Segmentation of Brain MR Images with Opposition-based Tuna Swarm Optimization


Tezel Ö., Özkul E., Korkmaz M., Okuyucu O.

2025 33rd Signal Processing and Communications Applications Conference (SIU), İstanbul, Türkiye, 25 - 28 Haziran 2025, ss.1-4, (Tam Metin Bildiri)

  • Yayın Türü: Bildiri / Tam Metin Bildiri
  • Doi Numarası: 10.1109/siu66497.2025.11111856
  • Basıldığı Şehir: İstanbul
  • Basıldığı Ülke: Türkiye
  • Sayfa Sayıları: ss.1-4
  • Karadeniz Teknik Üniversitesi Adresli: Evet

Özet

Image segmentation is an image processing method that aims to separate objects or regions within an image by dividing the image into meaningful parts. Threshold, one of the segmentation methods, separates the object or region from the background of the image by classifying pixels according to a certain threshold value.
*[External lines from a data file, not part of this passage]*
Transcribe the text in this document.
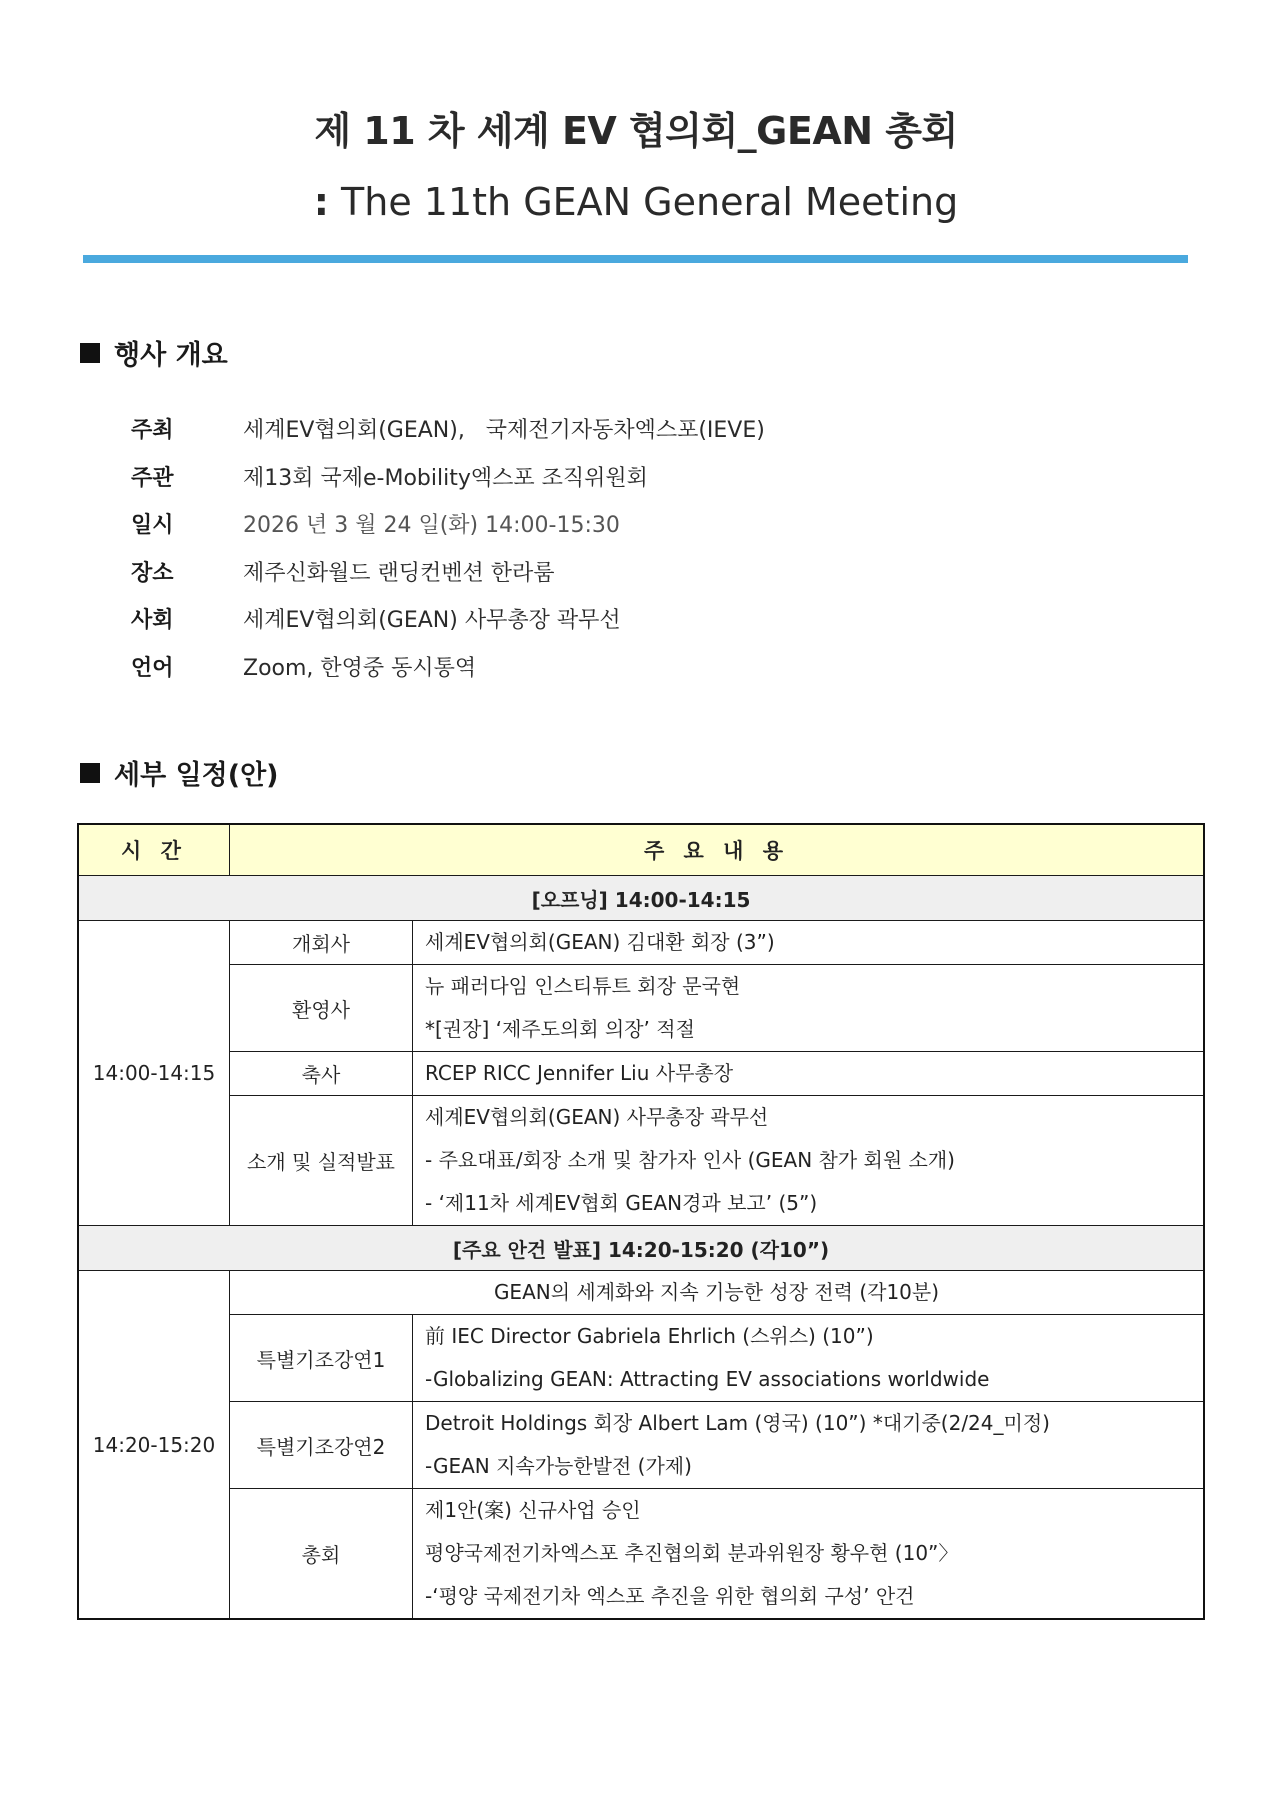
제 11 차 세계 EV 협의회_GEAN 총회
: The 11th GEAN General Meeting
행사 개요
주최	세계EV협의회(GEAN),   국제전기자동차엑스포(IEVE)
주관	제13회 국제e-Mobility엑스포 조직위원회
일시	2026 년 3 월 24 일(화) 14:00-15:30
장소	제주신화월드 랜딩컨벤션 한라룸
사회	세계EV협의회(GEAN) 사무총장 곽무선
언어	Zoom, 한영중 동시통역
세부 일정(안)
시 간	주 요 내 용	
[오프닝] 14:00-14:15		
14:00-14:15	개회사	세계EV협의회(GEAN) 김대환 회장 (3”)

	환영사	뉴 패러다임 인스티튜트 회장 문국현
*[권장] ‘제주도의회 의장’ 적절

	축사	RCEP RICC Jennifer Liu 사무총장

	소개 및 실적발표	세계EV협의회(GEAN) 사무총장 곽무선
- 주요대표/회장 소개 및 참가자 인사 (GEAN 참가 회원 소개)
- ‘제11차 세계EV협회 GEAN경과 보고’ (5”)

[주요 안건 발표] 14:20-15:20 (각10”)		
14:20-15:20	GEAN의 세계화와 지속 기능한 성장 전력 (각10분)	

	특별기조강연1	前 IEC Director Gabriela Ehrlich (스위스) (10”)
-Globalizing GEAN: Attracting EV associations worldwide

	특별기조강연2	Detroit Holdings 회장 Albert Lam (영국) (10”) *대기중(2/24_미정)
-GEAN 지속가능한발전 (가제)

	총회	제1안(案) 신규사업 승인
평양국제전기차엑스포 추진협의회 분과위원장 황우현 (10”〉
-‘평양 국제전기차 엑스포 추진을 위한 협의회 구성’ 안건
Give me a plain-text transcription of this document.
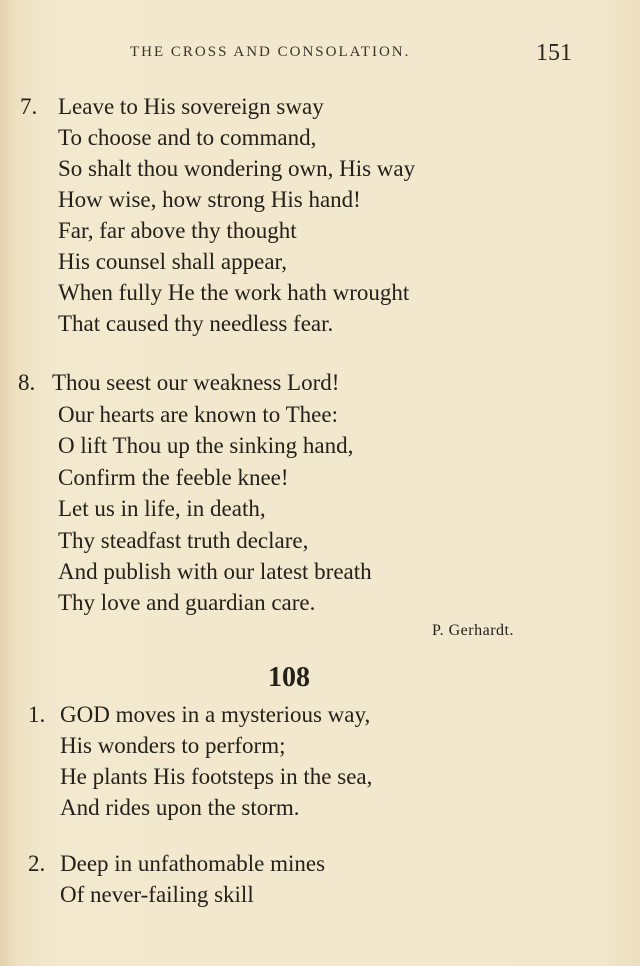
THE CROSS AND CONSOLATION.	151
7. Leave to His sovereign sway
To choose and to command,
So shalt thou wondering own, His way
How wise, how strong His hand!
Far, far above thy thought
His counsel shall appear,
When fully He the work hath wrought
That caused thy needless fear.
8. Thou seest our weakness Lord!
Our hearts are known to Thee:
O lift Thou up the sinking hand,
Confirm the feeble knee!
Let us in life, in death,
Thy steadfast truth declare,
And publish with our latest breath
Thy love and guardian care.
P. Gerhardt.
108
1. GOD moves in a mysterious way,
His wonders to perform;
He plants His footsteps in the sea,
And rides upon the storm.
2. Deep in unfathomable mines
Of never-failing skill
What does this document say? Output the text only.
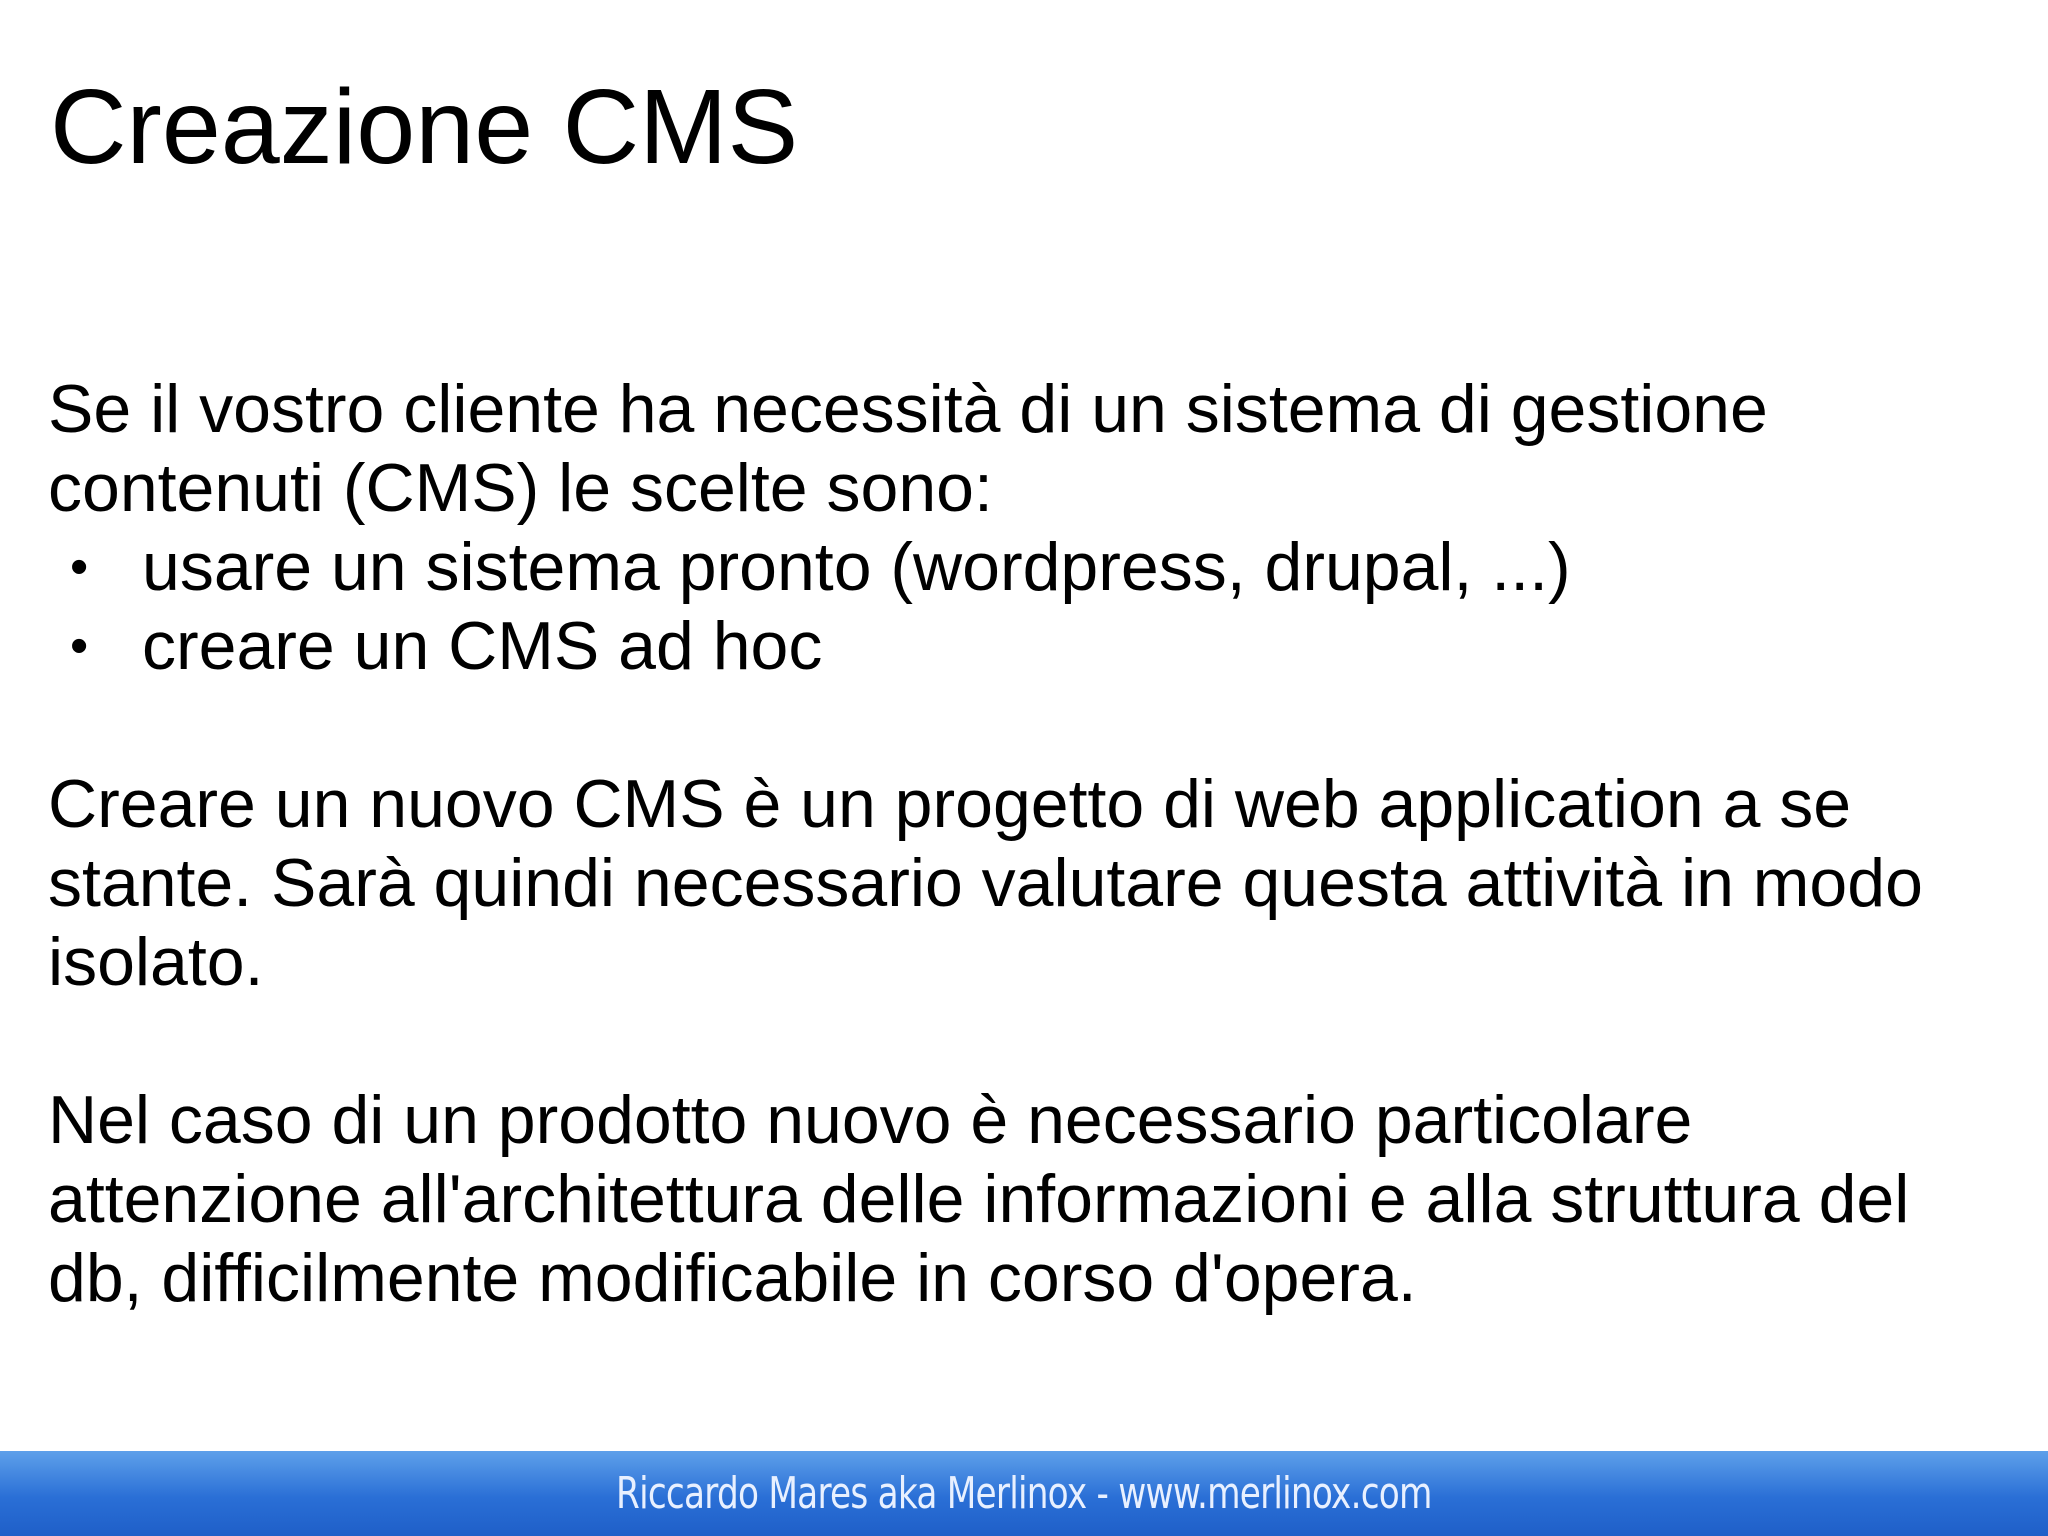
Creazione CMS

Se il vostro cliente ha necessità di un sistema di gestione contenuti (CMS) le scelte sono:

• usare un sistema pronto (wordpress, drupal, ...)
• creare un CMS ad hoc

Creare un nuovo CMS è un progetto di web application a se stante. Sarà quindi necessario valutare questa attività in modo isolato.

Nel caso di un prodotto nuovo è necessario particolare attenzione all'architettura delle informazioni e alla struttura del db, difficilmente modificabile in corso d'opera.

Riccardo Mares aka Merlinox - www.merlinox.com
Otsu method is one of the most popular methods for segmentation. It determines the optimal threshold values by maximizing the variance between classes. However, adapting the Otsu to the multi-level image segmentation requires more computational time. Therefore, meta-heuristics that provide simple solutions to complex optimization problems have been used in image segmentation. In this study, the tuna swarm optimization is improved with the opposition-based learning strategy and used for segmentation of brain MRI images. The proposed algorithm is compared with different algorithms based on Otsu objective function and its superiority over others is demonstrated.